The woman behind the counter seemed to delight at the question. I thought because she was going to turn us down but now I know it was because it was a chance to discuss.

Photo thanks the Grafs via Creative Commons
Photo thanks the Grafs via Creative Commons

“Normally I’d give you a number and you would go upstairs and wait your turn but there’s no point. They won’t get to you today. There are too many people here.” My words sound much nicer than hers. She made it sound like we had just asked a pilot if we could fly the plane ourselves.

“I realize that, but my husband took the afternoon off and we’ve got the baby asleep so maybe we can just get a number and see what happens,” my wife said, as cool as, well, a Beamte.

“There’s no point, they won’t get to you. I’m not giving you a number,” the Beamtin replied. I’m pretty sure she hissed this. It may have even been in a reptilian language everyone knows somewhere deep in the primitive portions of their brains.

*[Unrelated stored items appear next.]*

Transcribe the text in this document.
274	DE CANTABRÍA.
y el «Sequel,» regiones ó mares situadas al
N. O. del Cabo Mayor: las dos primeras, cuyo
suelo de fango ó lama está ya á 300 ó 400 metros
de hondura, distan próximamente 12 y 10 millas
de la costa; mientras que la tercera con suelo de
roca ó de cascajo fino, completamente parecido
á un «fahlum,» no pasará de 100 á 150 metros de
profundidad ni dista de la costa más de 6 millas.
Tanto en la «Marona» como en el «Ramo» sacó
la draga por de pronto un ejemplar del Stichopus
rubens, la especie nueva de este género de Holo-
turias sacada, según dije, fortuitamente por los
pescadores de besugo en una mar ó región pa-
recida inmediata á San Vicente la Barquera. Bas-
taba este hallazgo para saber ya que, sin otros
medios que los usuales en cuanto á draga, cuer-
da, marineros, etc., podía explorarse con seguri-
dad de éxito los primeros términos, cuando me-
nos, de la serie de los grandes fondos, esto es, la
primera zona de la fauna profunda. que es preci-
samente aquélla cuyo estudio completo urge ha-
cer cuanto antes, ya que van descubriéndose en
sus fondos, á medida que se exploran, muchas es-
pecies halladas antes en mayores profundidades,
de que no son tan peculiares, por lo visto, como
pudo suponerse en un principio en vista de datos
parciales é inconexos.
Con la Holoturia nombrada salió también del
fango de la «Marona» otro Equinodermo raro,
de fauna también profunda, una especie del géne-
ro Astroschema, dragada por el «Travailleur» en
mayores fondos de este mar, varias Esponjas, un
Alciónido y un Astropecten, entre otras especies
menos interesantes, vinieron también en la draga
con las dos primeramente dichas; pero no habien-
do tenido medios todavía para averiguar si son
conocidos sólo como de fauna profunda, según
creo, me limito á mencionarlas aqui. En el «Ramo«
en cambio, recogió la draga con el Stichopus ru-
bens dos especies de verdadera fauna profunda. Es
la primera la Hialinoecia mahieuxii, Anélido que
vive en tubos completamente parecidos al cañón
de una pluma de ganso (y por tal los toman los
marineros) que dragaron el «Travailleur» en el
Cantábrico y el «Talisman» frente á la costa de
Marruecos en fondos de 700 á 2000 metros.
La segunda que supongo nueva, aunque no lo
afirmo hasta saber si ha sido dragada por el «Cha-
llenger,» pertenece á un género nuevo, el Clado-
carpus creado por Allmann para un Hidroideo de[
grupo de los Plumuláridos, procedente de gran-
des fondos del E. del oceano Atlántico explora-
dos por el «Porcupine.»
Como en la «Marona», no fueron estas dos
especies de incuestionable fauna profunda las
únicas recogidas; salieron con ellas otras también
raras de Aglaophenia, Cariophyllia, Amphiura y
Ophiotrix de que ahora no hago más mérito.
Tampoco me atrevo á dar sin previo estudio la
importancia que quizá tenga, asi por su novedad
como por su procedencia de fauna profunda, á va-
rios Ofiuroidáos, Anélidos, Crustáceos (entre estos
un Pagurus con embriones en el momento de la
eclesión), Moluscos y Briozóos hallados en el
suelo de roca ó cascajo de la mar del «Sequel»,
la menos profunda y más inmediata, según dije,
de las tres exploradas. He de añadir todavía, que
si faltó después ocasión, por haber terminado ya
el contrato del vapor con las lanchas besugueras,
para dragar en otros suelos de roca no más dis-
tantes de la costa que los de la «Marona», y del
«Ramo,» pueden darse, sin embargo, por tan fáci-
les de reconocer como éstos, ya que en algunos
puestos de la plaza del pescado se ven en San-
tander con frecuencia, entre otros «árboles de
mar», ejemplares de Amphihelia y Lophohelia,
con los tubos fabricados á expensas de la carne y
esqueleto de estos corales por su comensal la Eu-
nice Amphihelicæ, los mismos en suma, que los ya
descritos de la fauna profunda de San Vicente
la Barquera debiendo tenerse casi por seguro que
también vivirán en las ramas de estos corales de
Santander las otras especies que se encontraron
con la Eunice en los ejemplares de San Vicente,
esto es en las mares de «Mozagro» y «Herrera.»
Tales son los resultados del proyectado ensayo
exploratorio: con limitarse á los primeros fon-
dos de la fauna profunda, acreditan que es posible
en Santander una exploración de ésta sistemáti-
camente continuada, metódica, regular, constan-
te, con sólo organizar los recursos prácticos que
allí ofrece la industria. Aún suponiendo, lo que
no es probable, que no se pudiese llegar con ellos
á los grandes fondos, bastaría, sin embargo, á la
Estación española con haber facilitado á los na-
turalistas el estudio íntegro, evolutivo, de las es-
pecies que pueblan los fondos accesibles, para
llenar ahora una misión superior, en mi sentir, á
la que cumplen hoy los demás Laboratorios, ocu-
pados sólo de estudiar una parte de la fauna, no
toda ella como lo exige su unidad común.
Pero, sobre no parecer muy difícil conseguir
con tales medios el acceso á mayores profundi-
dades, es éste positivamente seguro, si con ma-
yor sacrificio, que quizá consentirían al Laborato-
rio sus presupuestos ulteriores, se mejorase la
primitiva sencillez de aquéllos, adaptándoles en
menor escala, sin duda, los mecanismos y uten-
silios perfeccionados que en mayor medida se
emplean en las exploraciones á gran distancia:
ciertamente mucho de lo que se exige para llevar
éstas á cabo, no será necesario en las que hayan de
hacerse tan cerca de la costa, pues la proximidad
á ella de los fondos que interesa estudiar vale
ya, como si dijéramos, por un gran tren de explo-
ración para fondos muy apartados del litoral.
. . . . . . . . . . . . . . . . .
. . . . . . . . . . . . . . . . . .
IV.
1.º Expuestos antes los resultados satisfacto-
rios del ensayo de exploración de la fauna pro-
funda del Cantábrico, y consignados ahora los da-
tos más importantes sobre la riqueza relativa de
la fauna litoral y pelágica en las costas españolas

Beamten may be a different species entirely.

It incensed me. I was preparing a lambasting about taxpayers and public servants that could possibly have won me an Oscar, or maybe a Nobel Prize. But my wife raised her hand as if to say: ‘I’ve got this.’

“OK, but my husband took the afternoon off and we’ve got the baby asleep so maybe we can just get a number and see what happens. It’s our problem.” My wife, I laughed to myself, how optimistic! And dumb. I started fuming inside. It was clear this Beamtin wasn’t going to help us.

“Well,” the Beamtin said, “Do you have all the paperwork? Let me see it.”

“Oh!” I thought. “Clever trick!” I assumed she would tell us we didn’t have all our ducks in a row and send us away with a condescending smirk.

“Nice try, Frau Beamtin,” I thought to myself. “We know what we’re doing! We’ve got everything! Check mate!”

I was really proud of us.

The Beamtin took the paperwork, turned around, typed something in a computer, placed a stamp on another piece of paper and handed everything back to us.

“There,” she said, “I did it for you. Have a nice day.”

Let’s just pause for a moment. Because the moment was that good. It was one of the best in my life. Maybe even ahead of the birth of my children or the first time I saw Star Wars. I felt like we won life that day. We defeated all of Berlin.

“I can’t believe you did that!” I said as we left victoriously, new registration in hand.

“Did what?” my wife said. “Sometimes you just have to have a discussion with people.”